As a new fantasy writer, I stared at the critique. My mentor's words struck me. Show this. I thought I was showing. What did she mean? As writers, it's important to know the difference between showing and telling. Today, as an author and editor, I regularly meet writers who confuse the issue. In this article, I present a quick checklist to activate your writing, moving it from passive telling to active showing. Use this list to test your manuscript and eliminate passive telling language.
Show emotion. Whether it's a flushed face, or a slammed car door, body language and facial expressions show emotion. Passive language tells the reader what to think.
Tell: "I'm not putting up with it," he said angrily.
Show: He slammed his fist against the table. "I'm not putting up with it."
Avoid the use of modifiers like the word angrily that tell the reader what to think. Even the use of a word like hissed in the speech tag modify the dialog by telling the reader how it is said. Instead, use strong verbs or beats to show the reader the emotion.
Descriptions For Character and Setting:
Have you blended character description a little at a time like an ingredient to a favorite recipe? Or, have you heaped a load of description in one paragraph and created a lump of facts clumped in one place. Consider how you learn about things in life. If a person walks in a room, do you think: That woman wearing the green dress has eyes that match and long blond hair falling across her shoulders. She walks like a gazelle and everyone in the rooms seems to notice her.
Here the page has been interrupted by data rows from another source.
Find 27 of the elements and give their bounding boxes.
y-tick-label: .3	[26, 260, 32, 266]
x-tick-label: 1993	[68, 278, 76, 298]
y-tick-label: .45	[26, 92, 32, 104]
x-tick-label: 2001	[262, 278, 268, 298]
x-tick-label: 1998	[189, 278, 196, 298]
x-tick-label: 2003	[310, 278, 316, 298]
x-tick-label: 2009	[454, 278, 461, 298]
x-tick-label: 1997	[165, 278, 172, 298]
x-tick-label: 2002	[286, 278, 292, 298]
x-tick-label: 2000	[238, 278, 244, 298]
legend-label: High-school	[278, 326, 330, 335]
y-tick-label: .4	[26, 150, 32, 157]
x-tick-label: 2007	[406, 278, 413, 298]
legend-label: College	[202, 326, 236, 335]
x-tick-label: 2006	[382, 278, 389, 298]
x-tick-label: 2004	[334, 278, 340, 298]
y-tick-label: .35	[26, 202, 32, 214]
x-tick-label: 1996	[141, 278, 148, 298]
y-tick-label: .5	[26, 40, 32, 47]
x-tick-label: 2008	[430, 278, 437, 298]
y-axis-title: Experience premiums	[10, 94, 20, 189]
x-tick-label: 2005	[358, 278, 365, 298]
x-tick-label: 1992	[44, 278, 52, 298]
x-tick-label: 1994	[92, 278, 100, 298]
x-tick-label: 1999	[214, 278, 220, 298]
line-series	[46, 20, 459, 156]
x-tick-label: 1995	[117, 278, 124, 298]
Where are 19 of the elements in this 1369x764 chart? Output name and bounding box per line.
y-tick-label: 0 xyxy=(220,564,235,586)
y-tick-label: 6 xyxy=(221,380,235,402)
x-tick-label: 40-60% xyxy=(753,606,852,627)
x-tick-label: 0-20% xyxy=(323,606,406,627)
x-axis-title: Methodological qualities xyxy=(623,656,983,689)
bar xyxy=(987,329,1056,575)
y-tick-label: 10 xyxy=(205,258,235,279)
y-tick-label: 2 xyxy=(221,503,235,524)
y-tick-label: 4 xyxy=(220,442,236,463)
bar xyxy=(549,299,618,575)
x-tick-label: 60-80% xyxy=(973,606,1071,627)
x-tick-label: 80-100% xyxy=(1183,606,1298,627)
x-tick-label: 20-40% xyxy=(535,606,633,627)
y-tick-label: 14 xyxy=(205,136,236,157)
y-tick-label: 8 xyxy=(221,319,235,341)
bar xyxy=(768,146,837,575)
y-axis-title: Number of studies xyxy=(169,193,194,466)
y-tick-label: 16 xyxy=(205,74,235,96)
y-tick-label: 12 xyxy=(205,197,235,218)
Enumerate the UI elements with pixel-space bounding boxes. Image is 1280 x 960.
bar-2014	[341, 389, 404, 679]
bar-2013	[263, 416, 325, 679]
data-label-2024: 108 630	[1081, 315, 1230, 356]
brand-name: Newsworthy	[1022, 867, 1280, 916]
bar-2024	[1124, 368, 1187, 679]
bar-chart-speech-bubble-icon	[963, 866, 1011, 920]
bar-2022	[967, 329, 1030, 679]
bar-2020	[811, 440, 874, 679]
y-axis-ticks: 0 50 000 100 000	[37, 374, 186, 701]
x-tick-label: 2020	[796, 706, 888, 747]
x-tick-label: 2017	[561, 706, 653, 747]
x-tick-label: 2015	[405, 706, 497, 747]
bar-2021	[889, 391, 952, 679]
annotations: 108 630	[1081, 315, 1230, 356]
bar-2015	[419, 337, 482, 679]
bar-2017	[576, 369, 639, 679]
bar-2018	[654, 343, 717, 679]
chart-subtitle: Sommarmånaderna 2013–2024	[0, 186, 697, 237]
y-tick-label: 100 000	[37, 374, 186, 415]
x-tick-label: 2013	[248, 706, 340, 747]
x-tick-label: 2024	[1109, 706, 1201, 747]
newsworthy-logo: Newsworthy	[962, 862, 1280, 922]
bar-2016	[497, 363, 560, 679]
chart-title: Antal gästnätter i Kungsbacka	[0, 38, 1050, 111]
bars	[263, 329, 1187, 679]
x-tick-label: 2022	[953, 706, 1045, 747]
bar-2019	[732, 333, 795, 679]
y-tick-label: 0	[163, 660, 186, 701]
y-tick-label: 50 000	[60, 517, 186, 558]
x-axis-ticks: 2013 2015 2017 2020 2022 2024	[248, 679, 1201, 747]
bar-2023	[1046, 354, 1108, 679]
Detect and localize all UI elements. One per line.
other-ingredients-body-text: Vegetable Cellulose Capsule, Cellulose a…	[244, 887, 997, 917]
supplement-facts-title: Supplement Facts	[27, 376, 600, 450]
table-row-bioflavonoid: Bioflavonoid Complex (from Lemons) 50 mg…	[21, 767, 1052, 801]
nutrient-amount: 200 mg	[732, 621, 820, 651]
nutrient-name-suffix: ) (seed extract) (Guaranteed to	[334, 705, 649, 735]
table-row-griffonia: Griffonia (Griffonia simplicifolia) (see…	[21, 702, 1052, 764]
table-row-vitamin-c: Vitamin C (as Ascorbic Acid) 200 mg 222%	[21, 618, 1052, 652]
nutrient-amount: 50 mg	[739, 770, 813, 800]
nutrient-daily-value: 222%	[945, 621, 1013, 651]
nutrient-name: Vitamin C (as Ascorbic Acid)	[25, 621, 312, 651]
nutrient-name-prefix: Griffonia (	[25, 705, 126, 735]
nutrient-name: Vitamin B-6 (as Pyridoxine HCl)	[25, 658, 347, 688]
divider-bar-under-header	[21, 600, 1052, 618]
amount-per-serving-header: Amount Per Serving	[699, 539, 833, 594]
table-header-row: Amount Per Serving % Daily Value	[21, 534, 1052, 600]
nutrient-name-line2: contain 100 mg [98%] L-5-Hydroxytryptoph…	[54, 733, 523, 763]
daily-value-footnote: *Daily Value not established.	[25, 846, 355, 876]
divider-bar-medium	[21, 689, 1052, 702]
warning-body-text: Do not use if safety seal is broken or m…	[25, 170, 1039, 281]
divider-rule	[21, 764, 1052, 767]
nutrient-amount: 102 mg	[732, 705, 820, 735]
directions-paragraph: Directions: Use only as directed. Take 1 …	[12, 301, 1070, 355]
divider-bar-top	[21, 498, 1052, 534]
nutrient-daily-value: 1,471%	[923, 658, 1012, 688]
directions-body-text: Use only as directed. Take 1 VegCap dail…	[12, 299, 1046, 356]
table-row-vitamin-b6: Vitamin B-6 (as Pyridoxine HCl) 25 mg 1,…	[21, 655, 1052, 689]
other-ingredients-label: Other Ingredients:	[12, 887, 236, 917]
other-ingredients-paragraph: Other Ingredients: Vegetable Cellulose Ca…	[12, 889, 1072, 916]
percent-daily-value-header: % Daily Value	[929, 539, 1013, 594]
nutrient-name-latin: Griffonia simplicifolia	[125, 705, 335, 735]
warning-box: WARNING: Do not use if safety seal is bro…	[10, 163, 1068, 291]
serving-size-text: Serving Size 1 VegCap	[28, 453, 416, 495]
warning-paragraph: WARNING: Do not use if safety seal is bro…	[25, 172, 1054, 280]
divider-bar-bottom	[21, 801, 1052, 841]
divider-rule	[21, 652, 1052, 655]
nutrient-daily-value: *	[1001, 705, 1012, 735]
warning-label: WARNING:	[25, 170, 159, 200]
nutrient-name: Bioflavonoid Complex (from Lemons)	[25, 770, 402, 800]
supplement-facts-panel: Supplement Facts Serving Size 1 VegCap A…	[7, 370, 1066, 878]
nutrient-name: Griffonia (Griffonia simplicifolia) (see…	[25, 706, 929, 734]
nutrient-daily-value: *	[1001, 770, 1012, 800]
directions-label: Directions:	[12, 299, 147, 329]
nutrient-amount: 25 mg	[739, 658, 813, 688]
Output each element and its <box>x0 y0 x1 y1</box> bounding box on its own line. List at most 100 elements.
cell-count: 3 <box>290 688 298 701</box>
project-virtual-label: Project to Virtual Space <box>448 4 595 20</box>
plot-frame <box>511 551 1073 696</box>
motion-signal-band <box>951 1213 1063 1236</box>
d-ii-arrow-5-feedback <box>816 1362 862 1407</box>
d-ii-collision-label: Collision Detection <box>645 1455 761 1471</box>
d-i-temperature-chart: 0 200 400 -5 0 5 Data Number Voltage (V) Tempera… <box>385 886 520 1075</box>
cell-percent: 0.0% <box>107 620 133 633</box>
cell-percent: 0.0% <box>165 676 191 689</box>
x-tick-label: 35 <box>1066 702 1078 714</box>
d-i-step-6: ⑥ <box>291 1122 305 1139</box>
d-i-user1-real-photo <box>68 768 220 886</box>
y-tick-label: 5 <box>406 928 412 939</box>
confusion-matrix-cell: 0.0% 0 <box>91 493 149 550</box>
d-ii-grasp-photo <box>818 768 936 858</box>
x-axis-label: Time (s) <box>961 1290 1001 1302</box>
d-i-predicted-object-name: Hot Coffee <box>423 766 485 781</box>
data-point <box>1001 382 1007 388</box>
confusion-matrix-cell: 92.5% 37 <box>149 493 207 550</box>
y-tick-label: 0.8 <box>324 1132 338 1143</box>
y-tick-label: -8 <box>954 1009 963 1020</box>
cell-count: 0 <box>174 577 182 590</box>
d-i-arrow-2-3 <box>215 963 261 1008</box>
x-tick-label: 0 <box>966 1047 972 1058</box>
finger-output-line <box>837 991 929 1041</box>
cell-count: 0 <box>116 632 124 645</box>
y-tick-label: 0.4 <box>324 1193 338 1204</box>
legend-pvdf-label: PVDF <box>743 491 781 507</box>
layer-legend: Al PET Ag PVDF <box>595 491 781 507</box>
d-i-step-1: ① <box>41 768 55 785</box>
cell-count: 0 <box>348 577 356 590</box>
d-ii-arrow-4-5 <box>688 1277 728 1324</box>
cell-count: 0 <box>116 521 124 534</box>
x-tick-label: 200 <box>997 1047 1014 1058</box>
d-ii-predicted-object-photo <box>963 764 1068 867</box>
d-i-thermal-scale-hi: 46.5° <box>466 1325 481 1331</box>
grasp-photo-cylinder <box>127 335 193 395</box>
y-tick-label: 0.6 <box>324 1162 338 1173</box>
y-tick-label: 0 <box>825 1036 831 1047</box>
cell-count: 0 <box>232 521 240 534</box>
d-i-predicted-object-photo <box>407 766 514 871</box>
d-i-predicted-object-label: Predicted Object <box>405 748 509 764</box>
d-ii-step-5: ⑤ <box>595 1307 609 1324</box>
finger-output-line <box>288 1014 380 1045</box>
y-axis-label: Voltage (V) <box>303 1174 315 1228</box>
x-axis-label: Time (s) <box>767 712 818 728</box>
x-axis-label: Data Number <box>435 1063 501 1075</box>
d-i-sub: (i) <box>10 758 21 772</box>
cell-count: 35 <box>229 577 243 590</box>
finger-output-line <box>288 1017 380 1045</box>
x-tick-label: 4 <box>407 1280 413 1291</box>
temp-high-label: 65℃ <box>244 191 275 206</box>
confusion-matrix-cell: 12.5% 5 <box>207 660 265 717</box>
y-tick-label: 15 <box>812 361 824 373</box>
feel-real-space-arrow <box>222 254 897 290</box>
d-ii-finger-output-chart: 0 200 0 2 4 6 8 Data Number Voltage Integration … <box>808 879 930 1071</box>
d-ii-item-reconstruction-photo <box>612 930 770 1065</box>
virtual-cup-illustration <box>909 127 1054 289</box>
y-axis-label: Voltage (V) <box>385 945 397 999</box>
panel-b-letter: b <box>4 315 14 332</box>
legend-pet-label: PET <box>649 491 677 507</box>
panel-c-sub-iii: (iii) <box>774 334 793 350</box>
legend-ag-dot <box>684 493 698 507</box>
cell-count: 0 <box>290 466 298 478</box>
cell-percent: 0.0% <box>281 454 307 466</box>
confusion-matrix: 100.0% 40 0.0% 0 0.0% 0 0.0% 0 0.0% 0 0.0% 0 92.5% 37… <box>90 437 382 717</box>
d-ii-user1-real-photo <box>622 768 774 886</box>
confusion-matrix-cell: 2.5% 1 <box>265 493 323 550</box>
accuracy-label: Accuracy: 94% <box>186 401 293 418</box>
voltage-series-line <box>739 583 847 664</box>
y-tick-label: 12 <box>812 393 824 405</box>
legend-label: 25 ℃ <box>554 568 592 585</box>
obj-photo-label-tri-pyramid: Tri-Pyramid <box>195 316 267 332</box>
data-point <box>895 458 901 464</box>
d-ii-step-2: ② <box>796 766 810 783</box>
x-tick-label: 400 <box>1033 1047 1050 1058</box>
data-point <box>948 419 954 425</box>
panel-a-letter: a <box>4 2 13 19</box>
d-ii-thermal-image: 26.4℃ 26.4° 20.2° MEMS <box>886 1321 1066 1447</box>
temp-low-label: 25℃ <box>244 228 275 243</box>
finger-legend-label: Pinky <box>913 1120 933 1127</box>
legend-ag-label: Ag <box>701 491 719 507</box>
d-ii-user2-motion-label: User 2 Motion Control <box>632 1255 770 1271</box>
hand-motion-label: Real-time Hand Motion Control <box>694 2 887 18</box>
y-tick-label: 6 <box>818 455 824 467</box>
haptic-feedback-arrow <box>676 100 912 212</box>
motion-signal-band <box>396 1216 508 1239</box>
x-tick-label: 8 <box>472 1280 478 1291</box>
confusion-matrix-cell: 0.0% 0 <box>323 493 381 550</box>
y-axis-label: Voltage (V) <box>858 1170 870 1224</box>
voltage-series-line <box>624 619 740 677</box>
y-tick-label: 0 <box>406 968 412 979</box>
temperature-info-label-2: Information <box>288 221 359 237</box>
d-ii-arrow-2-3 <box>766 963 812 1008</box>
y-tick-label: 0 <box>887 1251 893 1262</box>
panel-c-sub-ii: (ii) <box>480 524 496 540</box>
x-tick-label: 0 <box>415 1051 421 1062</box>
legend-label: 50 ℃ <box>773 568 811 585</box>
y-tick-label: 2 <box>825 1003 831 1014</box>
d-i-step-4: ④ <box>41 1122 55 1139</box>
No, that's not how we process information. When you add character and scenic description, too many details added at one time bog the story down and tend to tell rather than show like the example above. Description dumps do not follow the way we perceive information.
Readers want a forward moving tempo. Keep the pace active with verbiage that lures them to wonder what happens next. Incorporate detail naturally within the story. Notice the difference:
The woman's green dress shimmered under low canister lighting. She slipped through the crowded room with the grace of a gazelle and stopped at the rich mahogany desk. Her blond hair draped across her shoulders as she flipped her head, turned and looked at me. Her eyes reflected the color of her dress. I smiled. Everyone in the room stopped.
Telling description stops the action. Showing the description makes it part of the natural flow. Include description in dialog and action to make it real.
Dumping Background Information:
Much like heaping description in large portions, writers may be tempted to use dialog to include large doses of information and facts they want the reader to know. Do this sparingly. If details don't have relevance within the context of the conversation these facts tell the reader information that should be gleaned in a more natural way. When dialog becomes an unnatural information dump, it stops the action and the reader loses the feel of an exchange between characters. It removes the reader from the scene, and becomes an explanation of what the author wants the reader to know.
Long character speeches used to show off hours of research (including interesting facts) need to flow unpretentiously. If piles of content do nothing to move the story along, it's time to cut it.
Repeating What the Character Knows
Search dialog for repeated information. Sometimes in an effort to be sure the reader understands what's happening, writers repeat information. Two things need to be considered. First, if you wrote it right the first time, the reader understands. Second, if you repeat it as if the reader didn't understand, you're insulting their ability to grasp the details.